Él le sujetó la mano con brusquedad.

—¡No me toques! —gruñó, su rostro contraído por el dolor y los celos—. Vuelvo a preguntar, ¿dónde está?

​—No lo sé —respondió ella, su voz firme—. Puedes buscar por toda la casa, revisar cada rincón. Te darás cuenta de que he estado sola todo este tiempo.

​Se soltó de su agarre con un tirón brusco. Se cruzó de brazos, una barrera contra él, contra sus propios sentimientos.

—La verdadera pregunta, Demetrius, es qué haces tú aquí. Mañana es tu boda.

​​La palabra "boda" lo golpeó como un mazazo. Palideció. En su locura por encontrarla, casi lo había olvidado. Se dio cuenta, al ver la expresión herida de ella, de que nunca se lo había mencionado.

—Alessia, yo...

—¿Tú qué, Demetrius? ¿Pensabas que no me enteraría?

​Él desvió la mirada, culpable. —No quería perderte.

—No puedes perderme, porque nunca me has tenido —replicó ella, el dolor afilando su voz—. Me quieres en la casa preciosa, donde estuvimos la última vez, escondida, para cuando te canses de tu vida perfecta con tu esposa perfecta. Jamás seré la amante de nadie, Demetrius. Por eso me marché.

​Él la sujetó por la cintura, atrayéndola hacia él, su desesperación palpable.

—No es así. No puedo vivir sin ti, Alessia.

—Pero tampoco puedes dejarla a ella —afirmó Paloma, más que preguntar.

​—No puedo lastimarla —confesó él, su voz rota—. Sabina es... una mujer extraordinaria.
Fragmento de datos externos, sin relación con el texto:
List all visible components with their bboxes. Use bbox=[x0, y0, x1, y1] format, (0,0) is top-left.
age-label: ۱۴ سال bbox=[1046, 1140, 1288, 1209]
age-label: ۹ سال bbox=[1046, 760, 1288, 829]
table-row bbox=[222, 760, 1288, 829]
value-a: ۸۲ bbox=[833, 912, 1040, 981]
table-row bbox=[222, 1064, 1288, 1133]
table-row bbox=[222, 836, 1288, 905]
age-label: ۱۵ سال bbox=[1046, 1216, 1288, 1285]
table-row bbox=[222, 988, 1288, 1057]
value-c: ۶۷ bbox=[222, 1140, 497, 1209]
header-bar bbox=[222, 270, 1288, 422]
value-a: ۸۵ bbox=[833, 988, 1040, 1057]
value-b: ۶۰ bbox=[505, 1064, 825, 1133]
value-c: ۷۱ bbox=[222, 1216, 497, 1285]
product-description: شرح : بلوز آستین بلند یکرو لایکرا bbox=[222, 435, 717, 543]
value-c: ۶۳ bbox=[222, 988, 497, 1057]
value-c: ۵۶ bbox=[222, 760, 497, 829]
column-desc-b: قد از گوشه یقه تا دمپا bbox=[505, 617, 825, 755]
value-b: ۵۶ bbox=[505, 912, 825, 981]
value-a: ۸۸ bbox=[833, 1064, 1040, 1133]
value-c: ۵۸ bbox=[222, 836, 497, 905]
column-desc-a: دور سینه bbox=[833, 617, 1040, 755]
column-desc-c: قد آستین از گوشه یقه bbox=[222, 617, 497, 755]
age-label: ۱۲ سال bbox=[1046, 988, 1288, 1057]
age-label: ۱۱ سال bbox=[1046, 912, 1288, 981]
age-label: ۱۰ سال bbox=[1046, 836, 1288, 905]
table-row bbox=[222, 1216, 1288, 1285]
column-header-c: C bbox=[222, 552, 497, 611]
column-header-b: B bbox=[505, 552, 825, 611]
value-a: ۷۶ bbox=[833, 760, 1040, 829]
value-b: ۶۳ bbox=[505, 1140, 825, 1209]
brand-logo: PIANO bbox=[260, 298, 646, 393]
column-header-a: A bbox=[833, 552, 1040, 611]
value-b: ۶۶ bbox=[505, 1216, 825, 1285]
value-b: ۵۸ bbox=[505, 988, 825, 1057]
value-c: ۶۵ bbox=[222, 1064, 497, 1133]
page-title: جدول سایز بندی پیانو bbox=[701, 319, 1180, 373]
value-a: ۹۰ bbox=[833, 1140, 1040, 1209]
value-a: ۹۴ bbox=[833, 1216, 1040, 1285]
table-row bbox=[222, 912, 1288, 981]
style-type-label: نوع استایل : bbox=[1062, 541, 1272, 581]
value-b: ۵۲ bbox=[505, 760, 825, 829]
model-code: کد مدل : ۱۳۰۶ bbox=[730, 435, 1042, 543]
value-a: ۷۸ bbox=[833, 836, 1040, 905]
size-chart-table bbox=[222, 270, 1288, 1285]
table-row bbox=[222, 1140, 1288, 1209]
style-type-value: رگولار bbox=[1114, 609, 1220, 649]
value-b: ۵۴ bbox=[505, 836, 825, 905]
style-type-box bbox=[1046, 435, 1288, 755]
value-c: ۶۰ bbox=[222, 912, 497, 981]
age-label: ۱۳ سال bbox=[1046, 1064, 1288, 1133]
Ha sacrificado mucho por mí, por la campaña. Es leal, es buena...

​Paloma lo escuchó, y fue como oír la voz de su propio padre hablando de Nadia. La misma ceguera. La misma devoción a una mentira. Se dio cuenta de que él nunca la elegiría. Estaba enamorado de un fantasma, de una construcción, igual que su padre. Y eso le rompió el corazón.

​Lo miró a los ojos, sus ojos verdes ahora límpidos y llenos de una tristeza infinita.

—Entonces vete —le pidió, su voz apenas un susurro—. Vete y cásate con tu mujer maravillosa. No dejes que se te escape.

​Él le rogó con la mirada, le suplicó que entendiera, pero ella se mantuvo firme. Entonces, con una última punzada de dolor, Paloma se puso de puntillas y lo besó. Fue un beso largo, profundo y salado por las lágrimas que no derramaba. Él le correspondió con la misma desesperación.

​Cuando se apartó, sus frentes quedaron unidas.

—Adiós, Demetrius —susurró. Y ese fue el final.

​Él intentó hablar, convencerla, pero ella se negó a oírlo, dándole la espalda y volviendo a mirar el lago. Derrotado, se dio la vuelta y se marchó.